Two weeks after Amini’s death, a group of protestors gathered after Friday prayers in the Baloch-majority city of Zahedan to show their support for the nationwide protests and demand justice for the alleged sexual assault of a 15-year-old Baloch girl by an Iranian police commander.
Amnesty International reported that Iranian security forces opened fire on the crowd with tear gas and live ammunition, with footage showing shooters on roofs aiming at demonstrators. Between 66 and 96 people were killed and hundreds more injured in the course of just hours of what has come to be known as “Bloody Friday.”
The New York Times has since spoken with 10 residents from Zahedan, including witnesses and activists; family members of the victims; and a medic who helped treat more than 150 people for wounds.

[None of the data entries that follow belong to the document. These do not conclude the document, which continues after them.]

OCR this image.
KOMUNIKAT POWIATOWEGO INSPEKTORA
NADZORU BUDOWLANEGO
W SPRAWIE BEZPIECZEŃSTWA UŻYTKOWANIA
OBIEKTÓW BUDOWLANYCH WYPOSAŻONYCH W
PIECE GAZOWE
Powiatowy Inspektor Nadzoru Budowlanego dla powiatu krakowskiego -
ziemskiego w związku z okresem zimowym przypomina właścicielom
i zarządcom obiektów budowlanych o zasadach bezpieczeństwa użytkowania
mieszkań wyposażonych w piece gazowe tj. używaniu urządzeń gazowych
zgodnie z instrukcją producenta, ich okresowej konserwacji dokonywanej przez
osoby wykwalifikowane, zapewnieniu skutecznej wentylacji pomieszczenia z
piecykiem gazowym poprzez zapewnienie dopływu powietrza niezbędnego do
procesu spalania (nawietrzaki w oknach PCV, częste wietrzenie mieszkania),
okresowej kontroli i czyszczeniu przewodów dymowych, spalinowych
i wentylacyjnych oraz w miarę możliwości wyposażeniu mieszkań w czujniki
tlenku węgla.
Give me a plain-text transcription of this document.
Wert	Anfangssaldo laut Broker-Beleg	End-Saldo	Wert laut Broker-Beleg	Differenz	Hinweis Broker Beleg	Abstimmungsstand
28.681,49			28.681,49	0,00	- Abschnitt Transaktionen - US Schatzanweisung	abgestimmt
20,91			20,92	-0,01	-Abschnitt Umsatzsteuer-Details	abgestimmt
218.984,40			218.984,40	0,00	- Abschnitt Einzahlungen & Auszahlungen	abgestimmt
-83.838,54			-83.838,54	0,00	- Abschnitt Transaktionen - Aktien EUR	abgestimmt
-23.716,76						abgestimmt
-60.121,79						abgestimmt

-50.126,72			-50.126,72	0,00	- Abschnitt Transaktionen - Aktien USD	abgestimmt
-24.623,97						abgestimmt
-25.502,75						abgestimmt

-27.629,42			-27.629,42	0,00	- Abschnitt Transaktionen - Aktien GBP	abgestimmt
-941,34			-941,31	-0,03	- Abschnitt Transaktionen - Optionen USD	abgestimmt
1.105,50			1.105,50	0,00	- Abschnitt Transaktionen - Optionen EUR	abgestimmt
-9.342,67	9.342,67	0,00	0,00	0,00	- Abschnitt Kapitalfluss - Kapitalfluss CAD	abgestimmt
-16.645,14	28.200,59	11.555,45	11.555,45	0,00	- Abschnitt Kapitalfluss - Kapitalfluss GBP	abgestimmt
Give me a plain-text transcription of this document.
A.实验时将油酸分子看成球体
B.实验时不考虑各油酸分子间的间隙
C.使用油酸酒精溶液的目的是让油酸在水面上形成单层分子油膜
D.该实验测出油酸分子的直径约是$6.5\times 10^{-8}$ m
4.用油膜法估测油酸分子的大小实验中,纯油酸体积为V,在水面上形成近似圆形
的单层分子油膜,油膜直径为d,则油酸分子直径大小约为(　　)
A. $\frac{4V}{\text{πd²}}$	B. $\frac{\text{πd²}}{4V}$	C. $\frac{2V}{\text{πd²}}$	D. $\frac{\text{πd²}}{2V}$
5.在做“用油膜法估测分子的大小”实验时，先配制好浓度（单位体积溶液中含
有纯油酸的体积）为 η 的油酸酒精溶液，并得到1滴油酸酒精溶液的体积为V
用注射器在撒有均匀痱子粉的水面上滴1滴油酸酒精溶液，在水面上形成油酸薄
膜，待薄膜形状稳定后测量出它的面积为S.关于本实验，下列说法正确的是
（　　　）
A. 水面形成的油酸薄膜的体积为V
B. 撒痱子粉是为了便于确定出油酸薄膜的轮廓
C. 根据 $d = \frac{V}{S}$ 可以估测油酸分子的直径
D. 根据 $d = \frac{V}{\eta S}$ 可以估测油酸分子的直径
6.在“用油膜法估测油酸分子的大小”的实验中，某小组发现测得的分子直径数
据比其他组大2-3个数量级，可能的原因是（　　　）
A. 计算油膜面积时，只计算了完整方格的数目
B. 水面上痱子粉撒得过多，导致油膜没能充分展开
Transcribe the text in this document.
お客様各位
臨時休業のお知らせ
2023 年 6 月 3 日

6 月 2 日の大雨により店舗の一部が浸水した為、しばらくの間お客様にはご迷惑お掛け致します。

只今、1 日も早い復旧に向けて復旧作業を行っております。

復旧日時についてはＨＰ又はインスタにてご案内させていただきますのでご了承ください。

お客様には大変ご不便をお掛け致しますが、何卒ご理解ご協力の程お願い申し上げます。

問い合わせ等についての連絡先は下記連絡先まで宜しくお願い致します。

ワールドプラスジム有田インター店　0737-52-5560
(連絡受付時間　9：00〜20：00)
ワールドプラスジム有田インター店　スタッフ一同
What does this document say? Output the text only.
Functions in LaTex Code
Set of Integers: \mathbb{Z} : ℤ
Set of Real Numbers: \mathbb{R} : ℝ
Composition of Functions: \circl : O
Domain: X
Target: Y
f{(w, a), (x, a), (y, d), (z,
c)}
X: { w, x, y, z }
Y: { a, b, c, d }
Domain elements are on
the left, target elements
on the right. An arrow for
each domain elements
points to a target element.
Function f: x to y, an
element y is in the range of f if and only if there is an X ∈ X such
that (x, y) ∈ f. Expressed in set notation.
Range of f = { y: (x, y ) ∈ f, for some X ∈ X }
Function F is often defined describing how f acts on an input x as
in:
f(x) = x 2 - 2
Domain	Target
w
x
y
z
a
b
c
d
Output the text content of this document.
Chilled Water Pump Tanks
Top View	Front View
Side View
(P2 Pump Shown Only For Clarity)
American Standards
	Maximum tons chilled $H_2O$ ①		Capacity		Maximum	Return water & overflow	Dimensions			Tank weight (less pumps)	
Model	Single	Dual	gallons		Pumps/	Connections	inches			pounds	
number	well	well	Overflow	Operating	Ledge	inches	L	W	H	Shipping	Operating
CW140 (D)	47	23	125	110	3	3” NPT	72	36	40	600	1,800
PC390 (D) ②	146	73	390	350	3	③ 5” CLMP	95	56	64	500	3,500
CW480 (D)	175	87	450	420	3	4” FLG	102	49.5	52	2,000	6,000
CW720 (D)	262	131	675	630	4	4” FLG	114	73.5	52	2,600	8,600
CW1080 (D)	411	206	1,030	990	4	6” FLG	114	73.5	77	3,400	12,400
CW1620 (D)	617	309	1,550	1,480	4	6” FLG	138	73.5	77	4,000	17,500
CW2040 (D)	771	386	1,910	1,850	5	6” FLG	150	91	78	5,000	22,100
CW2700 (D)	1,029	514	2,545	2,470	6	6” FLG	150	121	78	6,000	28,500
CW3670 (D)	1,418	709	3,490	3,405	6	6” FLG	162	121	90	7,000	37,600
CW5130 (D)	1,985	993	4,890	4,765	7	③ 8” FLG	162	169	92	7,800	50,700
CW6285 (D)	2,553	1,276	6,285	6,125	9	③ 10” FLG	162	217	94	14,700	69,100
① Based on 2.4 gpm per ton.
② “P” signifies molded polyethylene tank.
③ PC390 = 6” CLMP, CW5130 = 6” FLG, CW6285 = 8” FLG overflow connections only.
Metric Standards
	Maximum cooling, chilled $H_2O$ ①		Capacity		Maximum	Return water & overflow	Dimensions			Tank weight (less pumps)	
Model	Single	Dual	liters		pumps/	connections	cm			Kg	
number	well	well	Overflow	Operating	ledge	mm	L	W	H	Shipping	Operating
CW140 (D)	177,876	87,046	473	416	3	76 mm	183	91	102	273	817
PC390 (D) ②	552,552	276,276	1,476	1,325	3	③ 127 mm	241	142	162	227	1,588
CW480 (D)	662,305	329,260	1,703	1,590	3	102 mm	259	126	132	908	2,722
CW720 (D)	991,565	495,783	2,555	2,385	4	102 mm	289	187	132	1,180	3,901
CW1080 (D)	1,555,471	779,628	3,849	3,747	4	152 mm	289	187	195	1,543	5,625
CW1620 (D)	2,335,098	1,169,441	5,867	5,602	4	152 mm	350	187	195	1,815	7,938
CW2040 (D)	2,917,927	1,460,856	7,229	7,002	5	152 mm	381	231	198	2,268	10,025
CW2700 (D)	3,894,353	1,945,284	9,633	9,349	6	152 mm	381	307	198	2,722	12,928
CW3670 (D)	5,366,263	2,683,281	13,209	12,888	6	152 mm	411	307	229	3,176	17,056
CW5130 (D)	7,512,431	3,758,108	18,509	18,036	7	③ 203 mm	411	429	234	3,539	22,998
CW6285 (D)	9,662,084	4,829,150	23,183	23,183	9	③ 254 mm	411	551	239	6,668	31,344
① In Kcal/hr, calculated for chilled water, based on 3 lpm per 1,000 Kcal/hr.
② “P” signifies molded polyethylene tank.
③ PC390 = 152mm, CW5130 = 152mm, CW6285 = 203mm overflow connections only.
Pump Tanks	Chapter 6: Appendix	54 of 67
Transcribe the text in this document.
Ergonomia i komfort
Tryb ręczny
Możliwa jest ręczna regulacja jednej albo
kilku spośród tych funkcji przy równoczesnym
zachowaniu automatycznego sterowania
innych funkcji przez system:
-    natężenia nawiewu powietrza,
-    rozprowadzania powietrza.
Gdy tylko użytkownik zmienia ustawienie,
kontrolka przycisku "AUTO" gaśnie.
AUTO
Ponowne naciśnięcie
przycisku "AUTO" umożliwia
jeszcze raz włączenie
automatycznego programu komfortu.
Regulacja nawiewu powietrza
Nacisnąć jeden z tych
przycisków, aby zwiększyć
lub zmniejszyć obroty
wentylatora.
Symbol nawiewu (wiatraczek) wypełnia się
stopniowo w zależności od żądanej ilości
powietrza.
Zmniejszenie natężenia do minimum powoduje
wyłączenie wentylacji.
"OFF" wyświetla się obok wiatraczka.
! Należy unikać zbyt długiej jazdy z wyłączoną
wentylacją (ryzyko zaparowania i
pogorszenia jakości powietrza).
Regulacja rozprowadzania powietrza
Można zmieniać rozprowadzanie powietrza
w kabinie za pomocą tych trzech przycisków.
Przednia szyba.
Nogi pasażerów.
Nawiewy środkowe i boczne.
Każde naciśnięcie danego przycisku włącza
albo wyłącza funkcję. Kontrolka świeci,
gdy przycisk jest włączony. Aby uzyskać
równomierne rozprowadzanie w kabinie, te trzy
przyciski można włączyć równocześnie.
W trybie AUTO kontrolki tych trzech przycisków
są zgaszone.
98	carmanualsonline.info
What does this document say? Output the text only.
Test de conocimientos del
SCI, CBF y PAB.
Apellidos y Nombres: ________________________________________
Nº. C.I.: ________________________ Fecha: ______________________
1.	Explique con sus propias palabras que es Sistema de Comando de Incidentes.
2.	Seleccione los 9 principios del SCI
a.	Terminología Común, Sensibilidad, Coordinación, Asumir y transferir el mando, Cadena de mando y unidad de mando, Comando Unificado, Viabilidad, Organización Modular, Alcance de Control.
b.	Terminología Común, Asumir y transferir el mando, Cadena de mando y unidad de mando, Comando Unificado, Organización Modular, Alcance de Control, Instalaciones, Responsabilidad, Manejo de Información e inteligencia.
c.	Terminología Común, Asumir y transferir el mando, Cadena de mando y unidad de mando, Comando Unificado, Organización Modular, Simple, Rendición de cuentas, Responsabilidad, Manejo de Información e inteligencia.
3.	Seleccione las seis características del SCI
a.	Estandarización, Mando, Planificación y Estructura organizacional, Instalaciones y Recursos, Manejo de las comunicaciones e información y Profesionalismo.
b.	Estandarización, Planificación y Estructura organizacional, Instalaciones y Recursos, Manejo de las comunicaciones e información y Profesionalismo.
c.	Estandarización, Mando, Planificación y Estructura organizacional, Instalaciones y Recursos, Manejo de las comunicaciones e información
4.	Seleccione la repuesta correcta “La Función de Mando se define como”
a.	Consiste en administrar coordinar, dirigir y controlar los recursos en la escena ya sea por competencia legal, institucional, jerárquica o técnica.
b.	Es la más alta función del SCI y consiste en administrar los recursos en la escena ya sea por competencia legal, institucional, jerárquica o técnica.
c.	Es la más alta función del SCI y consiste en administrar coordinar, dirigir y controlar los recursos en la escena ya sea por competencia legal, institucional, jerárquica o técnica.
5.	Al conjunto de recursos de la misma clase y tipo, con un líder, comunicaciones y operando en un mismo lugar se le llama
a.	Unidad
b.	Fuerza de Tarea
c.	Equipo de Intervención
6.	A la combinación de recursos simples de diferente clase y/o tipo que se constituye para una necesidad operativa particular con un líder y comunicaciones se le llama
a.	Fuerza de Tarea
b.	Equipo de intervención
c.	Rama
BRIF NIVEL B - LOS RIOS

All made the accusation that security forces fired indiscriminately on unarmed protesters and civilians with bullets and tear gas. Helicopters were also deployed, according to witnesses.
“According to residents, the violence on Sept. 30 was preceded by a smaller demonstration two days earlier, in another city in the same province, Chabahar,” the US newspaper said in a report on Oct. 14.
The Iranian regime’s heavy-handed treatment of ethnic-minority areas has only intensified as the protest movement has expanded to include broader calls for an end to conservative theocratic rule.
“I call on the international community to put more effort on recognizing our issues and help us solve them,” the Kurdistan-based activist told Arab News.
“Today the people of Kurdistan and Iran need full support to overthrow this regime.”